It’s hard to catch your breath in bluegrass. The hail of banjo, dobro, mandolin, bass and fiddle merge into a stylized tornado of sound that’s as passionate and swirling as it is technical. Upbeat tempos and virtuoso playing leave no room for mistakes.
That’s why there’s also no shortage of tributes and looks-back in bluegrass — a musical traditional that overlays handsomely with Americana, folk and jam bands, but that retains its own ornery spark. The tributes and history-minded sets at music festivals gives players and fans a chance to appreciate the genre’s evolution.

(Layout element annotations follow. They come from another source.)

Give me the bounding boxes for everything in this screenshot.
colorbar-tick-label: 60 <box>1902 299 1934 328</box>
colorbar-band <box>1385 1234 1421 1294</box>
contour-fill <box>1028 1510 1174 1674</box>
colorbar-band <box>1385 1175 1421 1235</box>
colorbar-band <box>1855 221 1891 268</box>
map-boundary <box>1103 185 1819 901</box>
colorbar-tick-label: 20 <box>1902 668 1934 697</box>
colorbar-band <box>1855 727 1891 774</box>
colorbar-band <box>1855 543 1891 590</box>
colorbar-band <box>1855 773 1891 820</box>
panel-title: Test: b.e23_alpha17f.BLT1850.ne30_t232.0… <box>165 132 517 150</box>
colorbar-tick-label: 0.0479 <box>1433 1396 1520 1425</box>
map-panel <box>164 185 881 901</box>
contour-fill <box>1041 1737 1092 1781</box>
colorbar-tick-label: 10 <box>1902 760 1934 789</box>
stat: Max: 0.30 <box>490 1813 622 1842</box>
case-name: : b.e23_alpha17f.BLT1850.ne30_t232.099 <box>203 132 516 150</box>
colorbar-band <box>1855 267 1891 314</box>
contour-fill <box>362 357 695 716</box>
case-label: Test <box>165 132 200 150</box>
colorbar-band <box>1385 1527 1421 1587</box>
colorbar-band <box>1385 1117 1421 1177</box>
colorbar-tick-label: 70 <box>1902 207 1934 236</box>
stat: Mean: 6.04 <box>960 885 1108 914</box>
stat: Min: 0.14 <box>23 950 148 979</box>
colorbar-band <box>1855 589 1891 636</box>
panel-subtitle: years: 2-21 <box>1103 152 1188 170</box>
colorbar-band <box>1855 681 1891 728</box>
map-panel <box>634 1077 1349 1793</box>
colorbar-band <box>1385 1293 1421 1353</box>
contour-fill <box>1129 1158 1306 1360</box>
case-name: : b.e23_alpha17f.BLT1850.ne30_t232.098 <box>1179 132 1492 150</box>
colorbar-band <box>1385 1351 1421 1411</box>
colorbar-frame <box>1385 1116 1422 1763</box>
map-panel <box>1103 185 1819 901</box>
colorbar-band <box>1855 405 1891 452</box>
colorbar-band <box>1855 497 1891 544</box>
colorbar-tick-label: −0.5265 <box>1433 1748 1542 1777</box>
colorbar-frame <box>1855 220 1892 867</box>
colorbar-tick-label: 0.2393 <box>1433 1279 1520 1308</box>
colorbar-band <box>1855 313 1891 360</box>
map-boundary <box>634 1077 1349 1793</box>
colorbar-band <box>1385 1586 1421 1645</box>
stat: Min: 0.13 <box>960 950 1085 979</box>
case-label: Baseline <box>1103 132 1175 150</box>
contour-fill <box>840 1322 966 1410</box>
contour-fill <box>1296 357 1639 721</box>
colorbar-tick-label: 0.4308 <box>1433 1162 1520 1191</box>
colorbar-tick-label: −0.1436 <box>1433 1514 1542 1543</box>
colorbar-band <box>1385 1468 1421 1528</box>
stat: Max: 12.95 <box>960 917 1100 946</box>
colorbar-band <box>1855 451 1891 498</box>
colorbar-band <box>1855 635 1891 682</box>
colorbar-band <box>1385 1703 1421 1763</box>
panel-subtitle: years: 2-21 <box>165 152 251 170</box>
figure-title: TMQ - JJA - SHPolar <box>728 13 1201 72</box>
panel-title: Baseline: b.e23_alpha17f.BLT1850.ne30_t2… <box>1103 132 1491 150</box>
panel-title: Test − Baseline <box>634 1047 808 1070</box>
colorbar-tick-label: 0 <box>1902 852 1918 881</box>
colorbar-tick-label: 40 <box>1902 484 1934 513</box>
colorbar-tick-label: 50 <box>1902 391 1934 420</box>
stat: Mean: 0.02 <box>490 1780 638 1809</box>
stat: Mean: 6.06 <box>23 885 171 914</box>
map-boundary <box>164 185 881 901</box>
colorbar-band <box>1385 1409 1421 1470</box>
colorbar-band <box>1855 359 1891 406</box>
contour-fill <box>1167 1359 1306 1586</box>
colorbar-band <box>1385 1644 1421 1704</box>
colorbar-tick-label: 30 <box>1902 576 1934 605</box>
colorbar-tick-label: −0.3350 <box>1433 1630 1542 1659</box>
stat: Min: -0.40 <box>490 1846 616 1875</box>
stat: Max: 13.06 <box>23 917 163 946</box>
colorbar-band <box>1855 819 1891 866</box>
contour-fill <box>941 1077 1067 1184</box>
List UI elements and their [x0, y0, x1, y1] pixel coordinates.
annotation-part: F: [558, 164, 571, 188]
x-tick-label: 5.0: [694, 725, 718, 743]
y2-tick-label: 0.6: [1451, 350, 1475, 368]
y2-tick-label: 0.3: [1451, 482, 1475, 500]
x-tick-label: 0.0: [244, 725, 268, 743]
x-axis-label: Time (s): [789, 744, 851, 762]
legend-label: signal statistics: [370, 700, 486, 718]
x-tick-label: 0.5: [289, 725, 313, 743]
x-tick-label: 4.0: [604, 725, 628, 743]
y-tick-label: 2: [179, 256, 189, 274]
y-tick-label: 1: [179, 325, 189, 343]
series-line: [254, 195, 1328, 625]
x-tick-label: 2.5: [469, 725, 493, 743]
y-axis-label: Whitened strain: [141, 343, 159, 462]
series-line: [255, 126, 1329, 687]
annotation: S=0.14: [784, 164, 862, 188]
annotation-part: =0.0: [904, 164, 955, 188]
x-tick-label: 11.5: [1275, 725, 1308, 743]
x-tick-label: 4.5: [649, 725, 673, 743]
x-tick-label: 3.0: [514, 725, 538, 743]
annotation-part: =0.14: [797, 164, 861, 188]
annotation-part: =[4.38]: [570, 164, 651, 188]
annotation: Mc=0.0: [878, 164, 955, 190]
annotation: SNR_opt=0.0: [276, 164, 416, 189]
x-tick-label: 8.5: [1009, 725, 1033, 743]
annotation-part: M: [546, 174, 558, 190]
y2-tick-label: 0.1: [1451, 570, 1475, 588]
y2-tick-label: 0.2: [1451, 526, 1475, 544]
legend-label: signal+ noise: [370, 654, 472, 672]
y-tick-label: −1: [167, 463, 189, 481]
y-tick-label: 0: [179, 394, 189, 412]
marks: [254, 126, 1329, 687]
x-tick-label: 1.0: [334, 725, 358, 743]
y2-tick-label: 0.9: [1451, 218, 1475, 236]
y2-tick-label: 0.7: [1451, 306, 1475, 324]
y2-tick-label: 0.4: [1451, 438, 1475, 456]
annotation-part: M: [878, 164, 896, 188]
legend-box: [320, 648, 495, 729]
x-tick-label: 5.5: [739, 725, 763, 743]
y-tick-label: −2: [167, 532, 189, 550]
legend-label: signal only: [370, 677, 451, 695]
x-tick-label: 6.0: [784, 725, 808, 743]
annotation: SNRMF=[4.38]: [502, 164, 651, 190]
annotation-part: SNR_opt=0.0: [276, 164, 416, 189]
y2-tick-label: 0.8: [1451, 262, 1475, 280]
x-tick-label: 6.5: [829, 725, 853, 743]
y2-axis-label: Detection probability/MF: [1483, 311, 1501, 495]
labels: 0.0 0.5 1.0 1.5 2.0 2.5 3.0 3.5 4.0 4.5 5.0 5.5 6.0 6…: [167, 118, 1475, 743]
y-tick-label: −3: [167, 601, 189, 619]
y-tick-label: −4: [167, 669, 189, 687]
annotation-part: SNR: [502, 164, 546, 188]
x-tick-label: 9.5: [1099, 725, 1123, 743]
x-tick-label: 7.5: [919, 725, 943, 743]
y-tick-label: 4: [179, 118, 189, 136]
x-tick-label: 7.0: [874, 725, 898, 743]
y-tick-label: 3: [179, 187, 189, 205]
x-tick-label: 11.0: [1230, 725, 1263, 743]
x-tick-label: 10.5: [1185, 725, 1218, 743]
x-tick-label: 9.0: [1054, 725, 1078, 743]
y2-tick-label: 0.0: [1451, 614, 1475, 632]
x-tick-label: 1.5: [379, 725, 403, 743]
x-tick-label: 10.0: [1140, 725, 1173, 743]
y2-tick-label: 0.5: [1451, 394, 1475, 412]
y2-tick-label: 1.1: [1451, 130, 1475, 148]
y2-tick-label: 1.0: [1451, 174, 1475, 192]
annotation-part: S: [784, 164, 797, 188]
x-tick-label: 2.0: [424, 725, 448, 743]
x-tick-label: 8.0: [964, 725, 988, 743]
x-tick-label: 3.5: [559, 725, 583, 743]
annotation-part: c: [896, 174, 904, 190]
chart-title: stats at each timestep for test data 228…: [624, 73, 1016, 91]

“It’s amazing to see what bluegrass does every generation or so,” said Andy Hall, Denver-based dobro player for Grammy-winning act The Infamous Stringdusters. “This new infusion of energy and power right now is coming from Billy Strings, who is selling out arenas by playing what in a lot of ways is traditional music. But Flatt & Scruggs were also pushing boundaries.”
Mainstream player Strings, who will perform a trio of sold-out Colorado shows between Red Rocks Amphitheatre and Mission Ballroom from May 11 to May 13, won a Grammy in 2021 for his breathless, updated take on picking.
Flatt & Scruggs sit at the opposite end of the timeline. The legendary musical duo of Lester Flatt and Earl Scruggs in the late 1940s decamped from bluegrass-grandfather Bill Monroe’s band to start their own. More than two decades of original work followed, forever changing the contours and possibilities of old-time string and acoustic music.
The Infamous Stringdusters’ new album, “A Tribute to Flatt & Scruggs,” is a follow-up in some ways to the Nashville band’s 2021 album “A Tribute to Bill Monroe.” Like that Grammy-nominated platter, “Flatt & Scruggs” revisits pioneering songs with the Stringdusters’ trademark vigor and warmth. The Stringdusters already sport four Grammy noms going back to 2011, and one win (for 2018’s all-original “The Laws of Gravity”).
“I was very surprised the album we did last year (‘Toward the Fray’) was also nominated and that we go to go to the Grammys,” Hall said. “There are so many great bluegrass albums coming out right now and so many new fans to the genre.”
It’s easy to imagine the masterful “A Tribute to Flatt & Scruggs” joining them after its Friday, April 21 release. The band, which is near-constantly on the road or in the studio (see their 13 full-lengths and one live album, and dozens of singles, EPs and collaborations), will return to Telluride Bluegrass Festival in June to play the event’s 50th anniversary show.
Their new album will be top-of-mind. Scruggs is a highly influential banjo player — the kind of master whose work is both accessible and intimidatingly skilled — but Earl broke ground, too.
“Obviously (Scruggs) more or less invented bluegrass banjo, and this album features that, but we’ve got so many good players in the band that we all get a chance to shine,” Hall said. “A lesser known fact is that Earl & Scruggs were the first bluegrass band feature dobro, so their dobro player basically took Scruggs’ kind of rolling, high-energy way but also had all these blues influences.”
Hall got to play with Scruggs before his death at age 88 in 2012. Hall was a young dobro player starting out in Nashville, where the Stringdusters are mostly based, and a friend invited him to Scruggs’ birthday party year after year.
“It was a big picking party,” Hall said with a laugh. “I go to sit across from him and play a lot of these classic songs together. One thing I learned from him is that he always wanted musicians to be innovative. He didn’t want you to play just like the old songs. If you did something different around him, he liked that and would comment on it.”
The Stringdusters recorded “Flatt & Scruggs” as a live, full-band album (as opposed to going back in and adding more instrumentals and vocals) and the chemistry is evident in their cohesion, solos and generous trade-offs. That more accurately reflects their rollicking live sets, Hall said, which veer from 9 albums’ worth of original songwriting to covers and savvy reinterpretations.
The band is set to play the second annual Earl Scruggs Music Festival in Mill Spring, N.C., over Labor Day weekend. Hall said he could not be more excited that the album and festival are landing in the same year.
“We’ve got all kinds of recordings in the hopper for this next year too,” he said. “We don’t overthink it, which I think is one of the strengths of bluegrass. We just do it.”